No one is going to stop using open source. It would be absurd to build a logging solution from scratch, rather than reaching for tools like Log4j. Developers are writing less logic and integrating more frameworks, libraries and APIs these days, and that is not going to change.
As Google’s Filippo Valsorda wrote in a viral post, many of these open source maintainers “fall in one of two categories: volunteers or big company employees. Sometimes both. Neither model is healthy.”

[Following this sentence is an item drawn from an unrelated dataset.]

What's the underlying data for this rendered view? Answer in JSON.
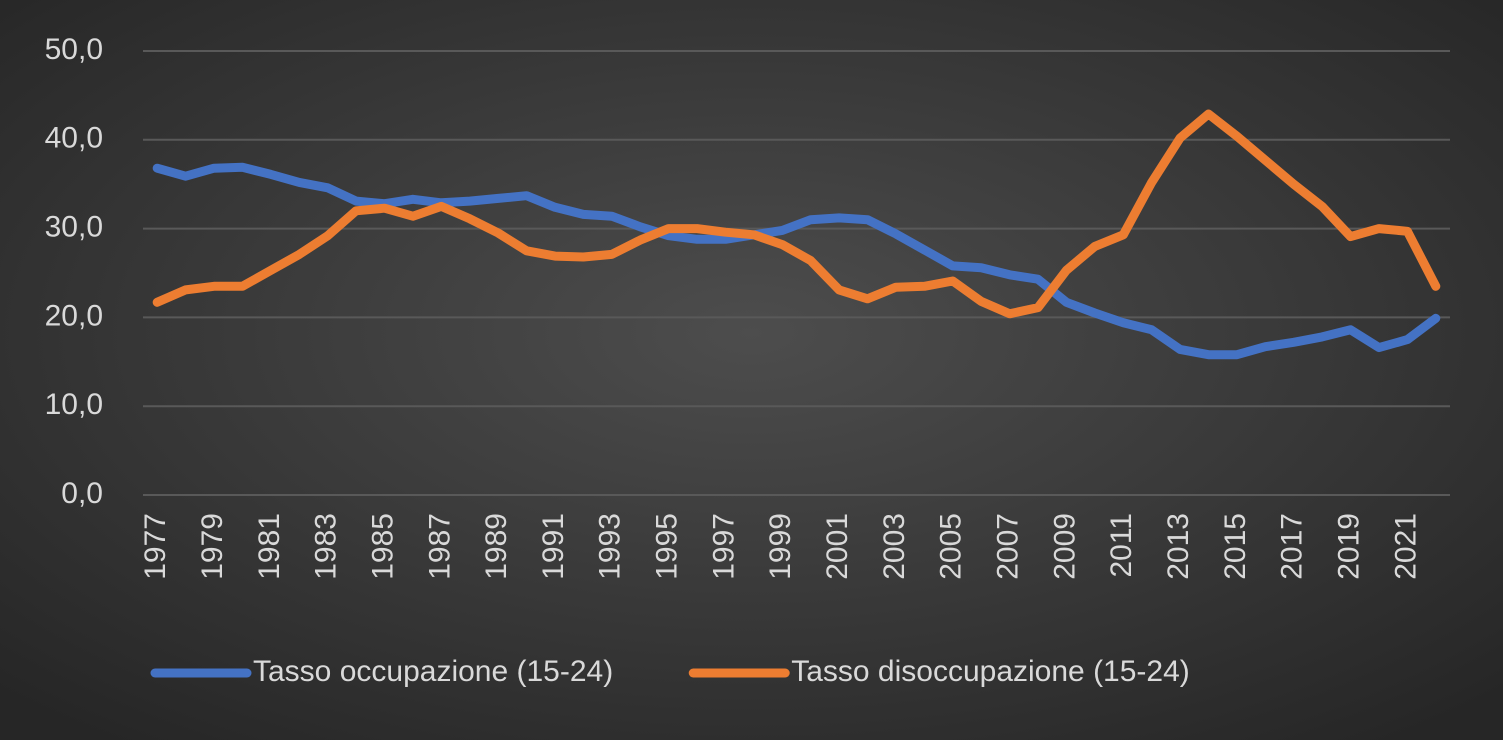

Log4j illuminated the fact that so much of the modern software supply chain is propped up on open source projects with a handful of maintainers, or even a single maintainer, who often created the technology as a side project. (And let’s be clear: recent data suggests that the vast majority of all open source software is written by fewer than 10 people.)
“Modern applications are built from many components, many of which are not developed in-house but are rather assembled using ‘off the shelf’ solutions,” according to John France, CISO at (ISC)2. “A large part of qualifying and identifying issues is knowing what components and libraries are used by your software and keeping a software bill of materials (SBOM).”
But according to one anonymous security practitioner in (ISC)2’s Log4 remediation poll, “Developers in general have been very lax about tracking what they use in their software. When an event like this requires us to identify whether some library or component is used by our code, that lack of traceability becomes a major pain point. It turns a simple exercise of checking inventories and SBOMs into a complex scanning process, with many opportunities for false positives and false negatives. If we ever needed a wake-up call, we got a big one with Log4j.”
Google and other heavyweights are throwing muscle into this open source security vulnerability challenge, and time will tell whether deeper investment and vendor collaboration can help reduce the frequency and pain of incidents like Log4j. But in the meantime, developers are devising strategies to avoid terrible security surprises next holiday season.
Disclosure: I work for MongoDB, but these views are mine alone.